J’avançais à pas de loup, apeurée soudain, encore
mal réveillée néanmoins, persuadée que quelqu’un
se trouvait là et étonnée tout à la fois qu’il
prit aussi peu de précaution alors même qu’un cambrioleur
digne de ce nom se comporte d’ordinaire comme un chat dans un appartement.
Pour tout dire, je fis même un rapide et silencieux demi-tour afin d’aller
quérir un objet contondant si jamais il s’agissait effectivement
de voleur et je revins, toujours aussi doucement aux abords de la cuisine,
un peu ridicule avec mon objet destiné à frapper la personne
qui se serait introduite nuitamment. Je jetais un coup d’œil discret,
lorsque j’aperçus, grâce à la lune qui m’éclairait
la scène et qui faisait apparaître le décor dans une atmosphère
d’irréalité par la blanche lumière baignant de son
halo l’ensemble, qu’il n’y avait personne. Personne et pourtant,
le bruit continuait à jaillir dans cette partie sur laquelle j’avais
porté mon attention. D’où pouvait alors résulter
ce ramdam, car il s’agissait bien de cela. Soudain un raie de lumière
posé plus nettement à droite dans ma cuisine, exactement du côté de
la machine à laver, me révéla que le son provenait de
l’endroit où était posé mon grille-pain que je vis
promptement secoué de spasmes réguliers.
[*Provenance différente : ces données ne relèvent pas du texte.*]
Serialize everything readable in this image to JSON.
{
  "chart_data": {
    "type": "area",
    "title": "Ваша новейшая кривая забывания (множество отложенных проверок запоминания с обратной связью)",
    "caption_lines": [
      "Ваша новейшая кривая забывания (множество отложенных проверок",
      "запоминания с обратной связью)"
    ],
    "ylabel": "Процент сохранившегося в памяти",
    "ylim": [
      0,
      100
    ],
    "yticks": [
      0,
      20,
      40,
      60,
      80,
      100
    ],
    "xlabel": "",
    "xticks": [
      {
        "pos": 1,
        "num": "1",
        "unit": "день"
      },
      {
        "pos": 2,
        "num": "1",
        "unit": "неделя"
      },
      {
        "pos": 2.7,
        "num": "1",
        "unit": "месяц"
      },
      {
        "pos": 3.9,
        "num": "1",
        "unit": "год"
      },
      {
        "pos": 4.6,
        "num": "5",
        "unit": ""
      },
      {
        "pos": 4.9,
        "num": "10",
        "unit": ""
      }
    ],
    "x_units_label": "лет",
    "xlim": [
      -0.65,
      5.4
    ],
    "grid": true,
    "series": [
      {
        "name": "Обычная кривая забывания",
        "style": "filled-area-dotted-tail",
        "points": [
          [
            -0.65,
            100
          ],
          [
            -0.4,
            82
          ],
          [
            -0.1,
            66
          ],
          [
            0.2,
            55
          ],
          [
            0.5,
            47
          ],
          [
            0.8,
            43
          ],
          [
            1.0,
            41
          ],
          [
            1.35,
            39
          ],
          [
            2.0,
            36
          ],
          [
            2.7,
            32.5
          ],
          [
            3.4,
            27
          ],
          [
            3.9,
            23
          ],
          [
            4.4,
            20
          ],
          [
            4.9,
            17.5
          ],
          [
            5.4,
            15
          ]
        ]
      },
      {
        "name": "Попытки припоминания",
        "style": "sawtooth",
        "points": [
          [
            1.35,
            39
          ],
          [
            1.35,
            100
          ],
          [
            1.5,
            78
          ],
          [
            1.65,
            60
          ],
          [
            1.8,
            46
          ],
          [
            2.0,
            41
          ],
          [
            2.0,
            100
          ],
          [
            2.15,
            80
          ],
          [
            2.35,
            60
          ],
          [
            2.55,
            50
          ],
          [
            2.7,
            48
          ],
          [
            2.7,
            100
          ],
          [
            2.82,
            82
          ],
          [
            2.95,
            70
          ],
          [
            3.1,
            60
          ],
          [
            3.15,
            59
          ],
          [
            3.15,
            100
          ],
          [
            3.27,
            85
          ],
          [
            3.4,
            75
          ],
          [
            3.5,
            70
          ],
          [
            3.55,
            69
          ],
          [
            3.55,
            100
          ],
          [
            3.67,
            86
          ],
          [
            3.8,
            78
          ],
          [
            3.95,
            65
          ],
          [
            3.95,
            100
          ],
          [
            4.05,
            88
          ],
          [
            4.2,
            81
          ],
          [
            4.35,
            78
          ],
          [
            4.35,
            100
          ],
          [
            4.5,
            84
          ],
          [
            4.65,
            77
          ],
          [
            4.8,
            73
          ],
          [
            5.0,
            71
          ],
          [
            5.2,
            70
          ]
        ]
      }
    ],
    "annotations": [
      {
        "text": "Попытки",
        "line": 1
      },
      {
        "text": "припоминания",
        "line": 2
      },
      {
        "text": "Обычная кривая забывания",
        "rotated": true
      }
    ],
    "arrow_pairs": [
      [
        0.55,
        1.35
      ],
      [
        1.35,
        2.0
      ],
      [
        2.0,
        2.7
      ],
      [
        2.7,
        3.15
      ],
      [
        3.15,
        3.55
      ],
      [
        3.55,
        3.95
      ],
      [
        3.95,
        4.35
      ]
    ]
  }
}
Cela grinçait,
cela cliquetait, cela ronflait presque jusqu’à ce que, de sa bouche
métallique, il éjecte un morceau de pain dont le fumet me rappela
aussitôt l’odeur de la tartine grillée du matin.
Un pain, puis deux, puis trois allèrent voler dans la cuisine et se
fracasser, l’un dans la caisse du chat, que je n’avais pas nettoyée,
l’autre dans l’évier, sale elle aussi, et le dernier sous
la chaise où les reliefs de la semaine parsemaient le sol, des miettes
se répandirent, ajoutant à la saleté, et le pain resta
dans cet état là où il avait atterri, légèrement
roussi, mais pas trop, presque tentant à cette heure de la nuit, pour
moi qui n’avais que soif. Mais je ne bougeais pas, beaucoup trop turlupinée
par les raisons de la mise en marche de l’objet ménager.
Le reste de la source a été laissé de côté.